Dear TRS,
I decided to write this as I lay in the dark cuddling my baby who had woken up from her sleep... she kept looking over to her father's side of the bed but he wasn't there. It makes me sad everyday and more so this last month as my husband's gambling has worsened. I have a feeling it is the stresses of work that has set it off but who knows really?
This last month every single working day he no longer comes home straight from work. He goes to the casino. I do not get a message or call to say he won't be home... I may be lucky to get one when he is almost home. Home time can range anywhere from midnight till 5 in the morning (it depends how much he has won) then he goes to sleep it is a new day and he leaves for work again. Maybe he will see his daughter for half an hour before he leaves for work and he tries to make up for lack of being there at night by giving her a bottle in the morning. On his days off he is not interested in doing any family activities let alone a walk or lunch. On the occasion that we have gone out, I am the one to return home alone with the baby as he leaves us to go to the casino.
I feel completely alone. I don't expect any sympathy and I know I have a choice. We are expats so we are far away from any family support and as for friends... well that is non-existent despite attempts to socialise and befriend other expat women (everyone talks about these great friendships they strike up here but perhaps I have Loser written on my forehead? I never had a problem making friends before I came here?)... I could leave him but my choices are limited as I have my baby to consider and you also need an income! Stay here and keep my daughter in a tense argumentive household where both parents are abusing the hell out of eachother... or return to my country as a solo mother with no means of income until I could find a job and child care.

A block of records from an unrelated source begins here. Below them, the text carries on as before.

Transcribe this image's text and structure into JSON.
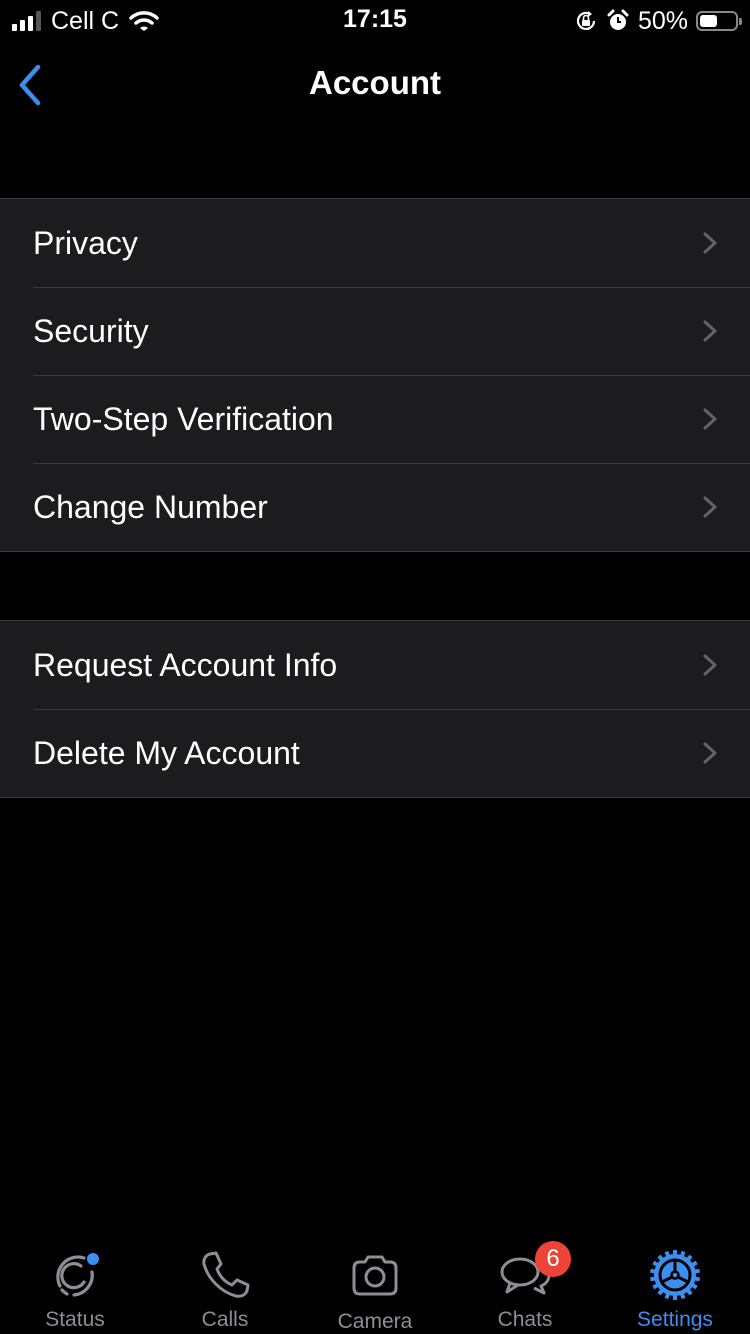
{
  "status_bar": {
    "carrier": "Cell C",
    "time": "17:15",
    "battery_percent": "50%",
    "battery_level": 0.5,
    "signal_bars_active": 3,
    "signal_bars_total": 4,
    "icons": [
      "signal-icon",
      "wifi-icon",
      "orientation-lock-icon",
      "alarm-icon",
      "battery-icon"
    ]
  },
  "nav": {
    "title": "Account",
    "back_icon": "chevron-left-icon"
  },
  "groups": [
    {
      "items": [
        {
          "label": "Privacy"
        },
        {
          "label": "Security"
        },
        {
          "label": "Two-Step Verification"
        },
        {
          "label": "Change Number"
        }
      ]
    },
    {
      "items": [
        {
          "label": "Request Account Info"
        },
        {
          "label": "Delete My Account"
        }
      ]
    }
  ],
  "tab_bar": {
    "tabs": [
      {
        "label": "Status",
        "icon": "status-icon",
        "active": false,
        "has_dot": true
      },
      {
        "label": "Calls",
        "icon": "phone-icon",
        "active": false
      },
      {
        "label": "Camera",
        "icon": "camera-icon",
        "active": false
      },
      {
        "label": "Chats",
        "icon": "chat-bubbles-icon",
        "active": false,
        "badge": "6"
      },
      {
        "label": "Settings",
        "icon": "gear-icon",
        "active": true
      }
    ]
  },
  "colors": {
    "accent": "#3a8ff0",
    "badge": "#ee4437",
    "cell_background": "#1c1c1e",
    "inactive_tab": "#8e8e93"
  }
}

He also has a choice. In Singapore, you have the ability to self-exclude yourself from the casinos and there is the option for families and employers to apply. The form sits there and waits but he is not interested. I threatened to apply but then I worried that the Singapore government would consider him to no longer be welcome to work here when he has baggage - a gambling problem. I asked him to try it so he can give us a proper chance but he just won't.
Gambling has taken over his whole entire being - I now feel like he is a heartless cold selfish human being that I am finding so hard to love anymore. I realise addictions are a complicated matter but this addiction is taking the one thing that matters to me the most - my new little family.
Because of his addiction, my new little family has no chance to be happy or if I decide to leave him, then we would not have even lasted the first year of my sweet daughter's life.
He cannot and will not try to see any of this from my point of view. They say communication is key to make a marriage work, but how can you communicate when the other party will not let you. I have also voiced my wants, feelings and needs so there is no confusion on his part about where he stands with me. Waste of my breath and time.
Anyway this was not for me to tell my whole life story.. but I did want to bring up the subject of Gambling Addictions and hope perhaps some people who are reading this (whether they are a gambler or an affected loved one) can agree that gambling is a terrible problem that is hidden out of shame and not spoken about enough in our community... worldwide. And a message for the gambler's - you will never know how it feels to be affected by gambling until you are the one affected yourself so please try to see for the sake of the ones who will always be there for you.
And a message for my husband...
Grow some balls and sort yourself out!!!